I! CuDNN (v7601) function cudnnConvolutionForward() called:
i!     handle: type=cudnnHandle_t; streamId=(nil) (defaultStream);
i!     alpha: type=CUDNN_DATA_FLOAT; val=1.000000;
i!     xDesc: type=cudnnTensorDescriptor_t:
i!         dataType: type=cudnnDataType_t; val=CUDNN_DATA_FLOAT (0);
i!         nbDims: type=int; val=4;
i!         dimA: type=int; val=[18432,6,14,14];
i!         strideA: type=int; val=[1176,196,14,1];
i!     xData: location=dev; addr=0x200154c00000;
i!     wDesc: type=cudnnFilterDescriptor_t:
i!         dataType: type=cudnnDataType_t; val=CUDNN_DATA_FLOAT (0);
i!         vect: type=int; val=0;
i!         nbDims: type=int; val=4;
i!         dimA: type=int; val=[16,6,5,5];
i!         format: type=cudnnTensorFormat_t; val=CUDNN_TENSOR_NCHW (0);
i!     wData: location=dev; addr=0x200118400a00;
i!     convDesc: type=cudnnConvolutionDescriptor_t:
i!         mode: type=cudnnConvolutionMode_t; val=CUDNN_CROSS_CORRELATION (1);
i!         dataType: type=cudnnDataType_t; val=CUDNN_DATA_FLOAT (0);
i!         mathType: type=cudnnMathType_t; val=CUDNN_DEFAULT_MATH (0);
i!         reorderType: type=int; val=0;
i!         arrayLength: type=int; val=2;
i!         padA: type=int; val=[0,0];
i!         strideA: type=int; val=[1,1];
i!         dilationA: type=int; val=[1,1];
i!         groupCount: type=int; val=1;
i!     algo: type=cudnnConvolutionFwdAlgo_t; val=CUDNN_CONVOLUTION_FWD_ALGO_FFT (4);
i!     workSpace: location=dev; addr=0x2001c0000000;
i!     workSpaceSizeInBytes: type=size_t; val=679486848;
i!     beta: type=CUDNN_DATA_FLOAT; val=0.000000;
i!     yDesc: type=cudnnTensorDescriptor_t:
i!         dataType: type=cudnnDataType_t; val=**CUDNN_DATA_FLOAT (0)**;
i!         nbDims: type=int; val=4;
i!         dimA: type=int; val=[18432,16,10,10];
i!         strideA: type=int; val=[1600,100,10,1];
i!     yData: location=dev; addr=0x2000a3800000;
i! Time: 2020-01-16T12:23:07.839722 (0d+0h+0m+25s since start)
i! Process=86375; Thread=86375; GPU=0; Handle=0x13e4302b0; StreamId=(nil) (defaultStream).

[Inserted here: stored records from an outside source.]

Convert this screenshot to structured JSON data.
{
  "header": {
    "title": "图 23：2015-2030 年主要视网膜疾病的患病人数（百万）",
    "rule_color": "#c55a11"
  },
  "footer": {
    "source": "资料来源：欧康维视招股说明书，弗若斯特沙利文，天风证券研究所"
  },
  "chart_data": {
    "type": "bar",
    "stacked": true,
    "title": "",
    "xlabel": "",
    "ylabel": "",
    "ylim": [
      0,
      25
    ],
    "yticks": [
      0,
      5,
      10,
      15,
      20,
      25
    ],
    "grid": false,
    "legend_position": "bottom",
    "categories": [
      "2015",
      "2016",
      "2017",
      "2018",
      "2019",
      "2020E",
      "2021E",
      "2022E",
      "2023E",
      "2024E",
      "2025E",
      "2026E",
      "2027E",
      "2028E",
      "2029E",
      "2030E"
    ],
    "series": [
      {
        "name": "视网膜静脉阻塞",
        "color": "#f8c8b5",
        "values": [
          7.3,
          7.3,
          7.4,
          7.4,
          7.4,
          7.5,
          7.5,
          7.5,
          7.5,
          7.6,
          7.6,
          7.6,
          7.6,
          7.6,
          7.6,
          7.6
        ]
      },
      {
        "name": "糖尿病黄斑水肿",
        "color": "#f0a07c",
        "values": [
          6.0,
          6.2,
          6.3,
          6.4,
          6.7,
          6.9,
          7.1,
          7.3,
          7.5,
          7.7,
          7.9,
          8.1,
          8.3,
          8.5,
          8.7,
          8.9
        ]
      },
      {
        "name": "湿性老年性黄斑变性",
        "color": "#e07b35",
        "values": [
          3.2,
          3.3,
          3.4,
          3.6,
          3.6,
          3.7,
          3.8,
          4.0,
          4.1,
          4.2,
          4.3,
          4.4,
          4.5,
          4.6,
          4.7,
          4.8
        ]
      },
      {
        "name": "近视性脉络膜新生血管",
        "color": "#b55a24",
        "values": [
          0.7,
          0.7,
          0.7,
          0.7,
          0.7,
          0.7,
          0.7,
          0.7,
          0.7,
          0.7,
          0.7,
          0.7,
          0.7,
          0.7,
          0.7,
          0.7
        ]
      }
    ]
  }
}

albanD · January 16, 2020, 5:31pm

Do you have a small code sample that reproduces this?

cc @ptrblck

Shubhankar · January 16, 2020, 5:55pm

I am using pytorch doc: https://pytorch.org/tutorials/beginner/blitz/cifar10_tutorial.html#training-an-image-classifier with and without torch.backends.cudnn.benchmark and with

export CUDNN_LOGINFO_DBG=1
export CUDNN_LOGDEST_DBG=log.txt

ptrblck · January 16, 2020, 7:33pm

cuDNN can still be used, if torch.backends.cudnn.enabled = True.
If you don’t want to use cudnn, you should set this flag to False to use the native PyTorch methods.

When cudnn.benchmark is set to True, the first iterations will get a slowdown, as some internal benchmarking is done to get the fastest kernels for your current workload, which would explain the additional function calls you are seeing.

Shubhankar · January 16, 2020, 9:35pm

I get that but what I observed was CUDNN logs still had some CUDNN algorithm calls even though I had used torch.backends.cudnn.benchmark=False like as shown What algorithm does pytorch use without the use of backends.cudnn?